Saturday Snippets is a regular weekend Daily Kos feature.
• Black youth vote in Georgia made the difference: Young Americans, those aged 18 to 29, are always the demographic that votes least. The record turnout came in 1972 when 52%-55% of under-30 voters showed up at the polls. Young voters approached that record in 1992 and 2008. We don’t yet know whether the nationwide youth turnout finally beat that record in 2020, but we do know there was a big surge of young voters in Georgia this year. Youth voters contributed 21% of the state’s overall vote, the highest in the nation for that age group, according to the Center for Information and Research on Civic Learning and Engagement, or CIRCLE, at the Tisch College of Civic Life at Tufts University. Nationally, the average was 17% this year, compared to 16% in 2016. Young voters skewed heavily Democratic, casting ballots for Biden about 18% more than for Trump. But there was a serious difference. African American youth voted 90% for Biden while 62% of young white voters went for Trump. Said Kei Kawashima-Ginsberg, the director of CIRCLE, “If young people came out in a slighter smaller number—if they came out like the rest of the country—Biden would still be losing.” That increase turnout is a product of years of grassroots organizing sparked by Stacey Abrams’ powerful but unsuccessful 2018 run for the Georgia governorship and her post-election work to boost turnout among Democrats in the state, with an emphasis on combatting voter suppression and curbing disenfranchisement. The New Georgia Project, Campus Vote Project, Students for 2020, and Opportunity Youth United all hired young volunteers and put strong efforts into luring young voters to the polls on social media. “These numbers are not magical,” said Ciarra Malone, Georgia’s State Coordinator for the Campus Vote Project. “Georgia is only a battleground state right now because of the youth vote and how many young people in the Atlanta area have turned out to vote. Organizers, especially young organizers, have been working especially hard.”

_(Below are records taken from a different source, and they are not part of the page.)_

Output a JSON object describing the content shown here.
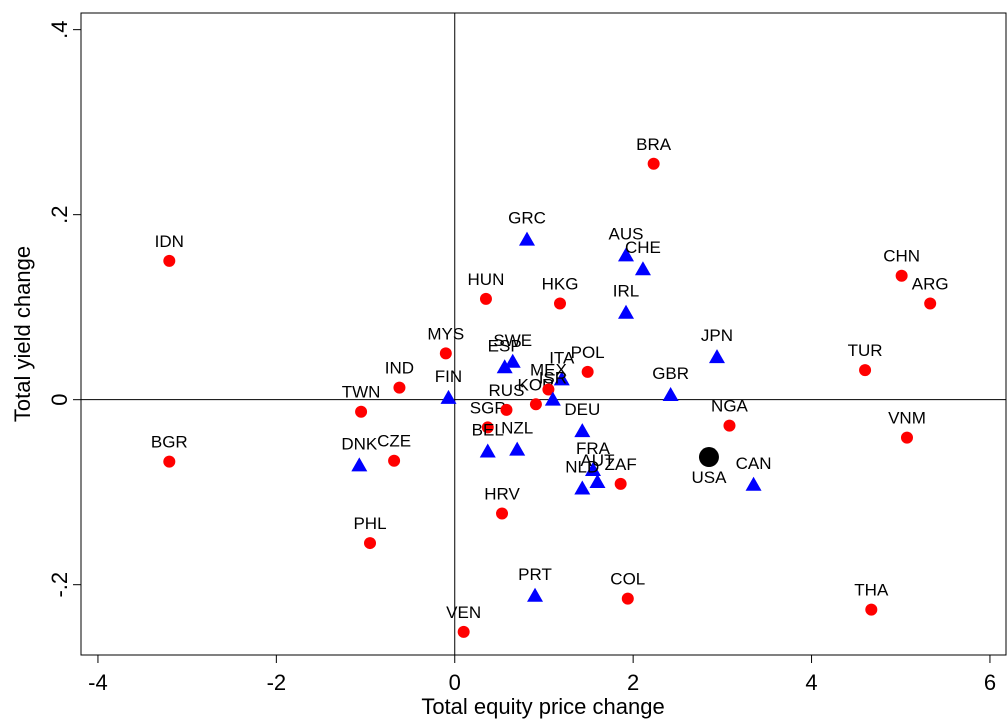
{
  "chart_data": {
    "type": "scatter",
    "x_label": "Total equity price change",
    "y_label": "Total yield change",
    "xlim": [
      -4.19,
      6.18
    ],
    "ylim": [
      -0.276,
      0.418
    ],
    "xticks": [
      -4,
      -2,
      0,
      2,
      4,
      6
    ],
    "yticks": [
      {
        "value": -0.2,
        "label": "-.2"
      },
      0,
      {
        "value": 0.2,
        "label": ".2"
      },
      {
        "value": 0.4,
        "label": ".4"
      }
    ],
    "zero_lines": true,
    "series": [
      {
        "color": "#ff0000",
        "marker": "circle",
        "size": 6,
        "label_position": "above",
        "labels": [
          "IDN",
          "BGR",
          "TWN",
          "IND",
          "CZE",
          "PHL",
          "MYS",
          "HUN",
          "SGP",
          "RUS",
          "KOR",
          "MEX",
          "HRV",
          "VEN",
          "HKG",
          "POL",
          "BRA",
          "ZAF",
          "COL",
          "NGA",
          "TUR",
          "CHN",
          "ARG",
          "VNM",
          "THA"
        ],
        "x": [
          -3.2,
          -3.2,
          -1.05,
          -0.62,
          -0.68,
          -0.95,
          -0.1,
          0.35,
          0.37,
          0.58,
          0.91,
          1.05,
          0.53,
          0.1,
          1.18,
          1.49,
          2.23,
          1.86,
          1.94,
          3.08,
          4.6,
          5.01,
          5.33,
          5.07,
          4.67
        ],
        "values": [
          0.15,
          -0.067,
          -0.013,
          0.013,
          -0.066,
          -0.155,
          0.05,
          0.109,
          -0.03,
          -0.011,
          -0.005,
          0.011,
          -0.123,
          -0.251,
          0.104,
          0.03,
          0.255,
          -0.091,
          -0.215,
          -0.028,
          0.032,
          0.134,
          0.104,
          -0.041,
          -0.227
        ]
      },
      {
        "color": "#0000ff",
        "marker": "triangle",
        "size": 8,
        "label_position": "above",
        "labels": [
          "FIN",
          "DNK",
          "BEL",
          "NZL",
          "ESP",
          "SWE",
          "ITA",
          "ISR",
          "GRC",
          "AUS",
          "CHE",
          "IRL",
          "JPN",
          "GBR",
          "DEU",
          "FRA",
          "AUT",
          "NLD",
          "CAN",
          "PRT"
        ],
        "x": [
          -0.07,
          -1.07,
          0.37,
          0.7,
          0.56,
          0.65,
          1.2,
          1.1,
          0.81,
          1.92,
          2.11,
          1.92,
          2.94,
          2.42,
          1.43,
          1.55,
          1.6,
          1.43,
          3.35,
          0.9
        ],
        "values": [
          0.002,
          -0.071,
          -0.056,
          -0.054,
          0.035,
          0.041,
          0.022,
          0.0,
          0.173,
          0.156,
          0.141,
          0.094,
          0.046,
          0.005,
          -0.034,
          -0.076,
          -0.089,
          -0.096,
          -0.092,
          -0.212
        ]
      },
      {
        "color": "#000000",
        "marker": "circle",
        "size": 10,
        "label_position": "below",
        "labels": [
          "USA"
        ],
        "x": [
          2.85
        ],
        "values": [
          -0.062
        ]
      }
    ]
  }
}
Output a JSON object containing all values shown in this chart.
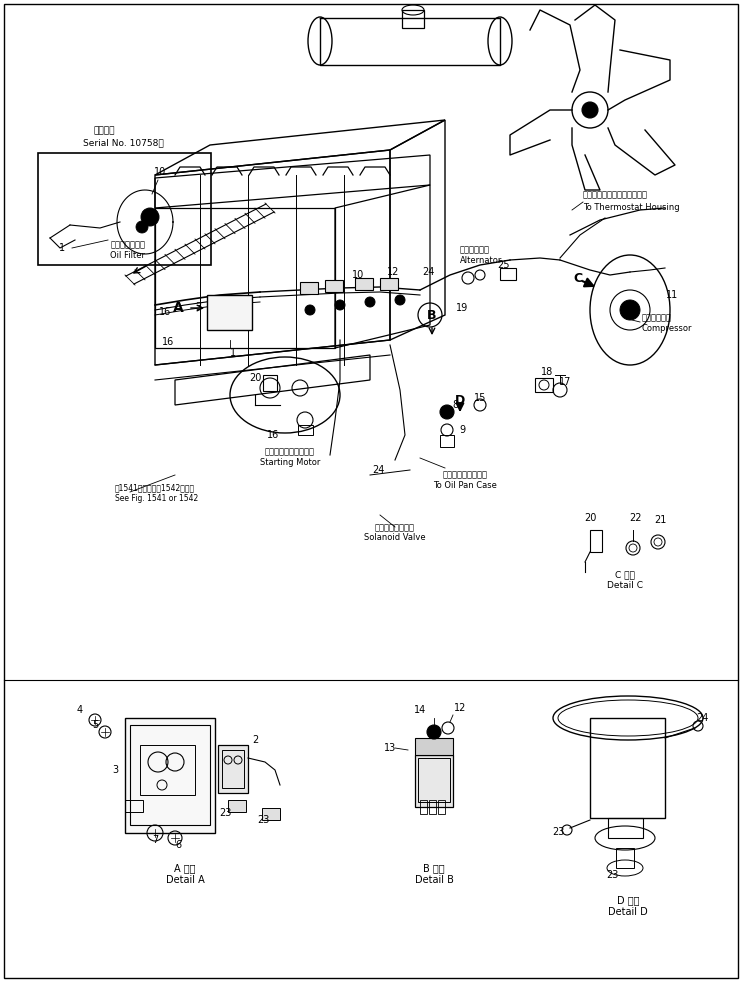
{
  "bg_color": "#ffffff",
  "line_color": "#000000",
  "page_width": 7.42,
  "page_height": 9.82,
  "dpi": 100,
  "labels": {
    "serial_note_ja": "適用号機",
    "serial_note_en": "Serial No. 10758～",
    "oil_filter_ja": "オイルフィルタ",
    "oil_filter_en": "Oil Filter",
    "thermostat_ja": "サーモスタットハウジングへ",
    "thermostat_en": "To Thermostat Housing",
    "alternator_ja": "オルタネータ",
    "alternator_en": "Alternator",
    "compressor_ja": "コンプレッサ",
    "compressor_en": "Compressor",
    "starting_motor_ja": "スターティングモータ",
    "starting_motor_en": "Starting Motor",
    "oil_pan_ja": "オイルパンケースへ",
    "oil_pan_en": "To Oil Pan Case",
    "solenoid_ja": "ソレノイドバルブ",
    "solenoid_en": "Solanoid Valve",
    "see_fig_ja": "第1541図または第1542図参照",
    "see_fig_en": "See Fig. 1541 or 1542",
    "detail_a_ja": "A 詳細",
    "detail_a_en": "Detail A",
    "detail_b_ja": "B 詳細",
    "detail_b_en": "Detail B",
    "detail_c_ja": "C 詳細",
    "detail_c_en": "Detail C",
    "detail_d_ja": "D 詳細",
    "detail_d_en": "Detail D"
  }
}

• Voters make Nevada first state to protect marriage equality in its constitution: More than 60% of Nevada voters on Tuesday supported a ballot measure that requires state authorities to issue marriage licenses to couples regardless of gender. “It feels good that we let the voters decide,” Chris Davin, president of Equality Nevada, told NBC News. “The people said this, not judges or lawmakers. This was direct democracy—it’s how everything should be.”
• Here’s how some state ballot issues turned out: And here is the National Conference of State Legislatures’ interactive database of all 2020 state initiatives and referendums.
• Nineteen of 20 ballot initiatives on police reform passed: In the wake of nationwide protests under the banner of Black Lives Matter, the measures focus on scrutinizing police power and abuse and dealing differently with social problems such as people acting out because of mental illness that cops are often called on to resolve. Included in the measures is the creation or strengthening of police review boards. Voters approved these reforms in at least 11 cities and counties in five states. All 19 winning proposals received at least two-thirds affirmative votes. “All of this is just a culmination of the years of organizing that has happened by Black folks,” Chris Melody Fields Figueredo, who leads the nonprofit Ballot Initiative Strategy Center, told Bloomberg CityLab.
MIDDAY TWEET
• The new “normal”—armed protesters show up at vote-counting centers: “The more we see, the more people see it as a normal reaction—even though it’s not. There’s nothing normal about it,” said American University professor Cynthia Miller-Idriss, a professor at American University who studies extremism. “The potential for violence becomes normalized.” The county treasurer in Detroit, Eric Sabree, said he had closed his office because of threats. In a statement, he said the decision was made “in the interest of the safety of taxpayers and our staff” and because of “credible information” from the sheriff’s office. Interviews with some armed protesters invariably elicit comments about openly carrying firearms wherever and whenever they wish being an American right and bulwark against tyranny. They dress in fatigues, carry pistols, shotguns, military-style semi-automatic rifles, and plenty of ammunition. “Michigan voters have the right to vote in person on Election Day free from threat and intimidation,” state Attorney General Dana Nessel said in a statement after the Michigan secretary of state ordered a ban open carrying of firearms at polling stations and vote-counting operations, a move still being fought in the courts. “An armed presence at the polls is inconsistent with our notion of a free democracy.”
• Donald Trump has been tweeting today, and this was before Biden became President-elect:
• College students deciding not to enroll because of pandemic are taking a big financial risk, experts say:
Undergraduate enrollment fell 4% this year at U.S. institutions, largely driven by a 16% decline in freshmen attendance, according to the National Student Clearinghouse Research Center.
Economists and financial advisers warn that abandoning school will be detrimental to their long-term interest: People with bachelor’s degrees earn $958,880 more in a lifetime than those with a high-school diploma, according to an analysis by the Georgetown University Center on Education and the Workforce.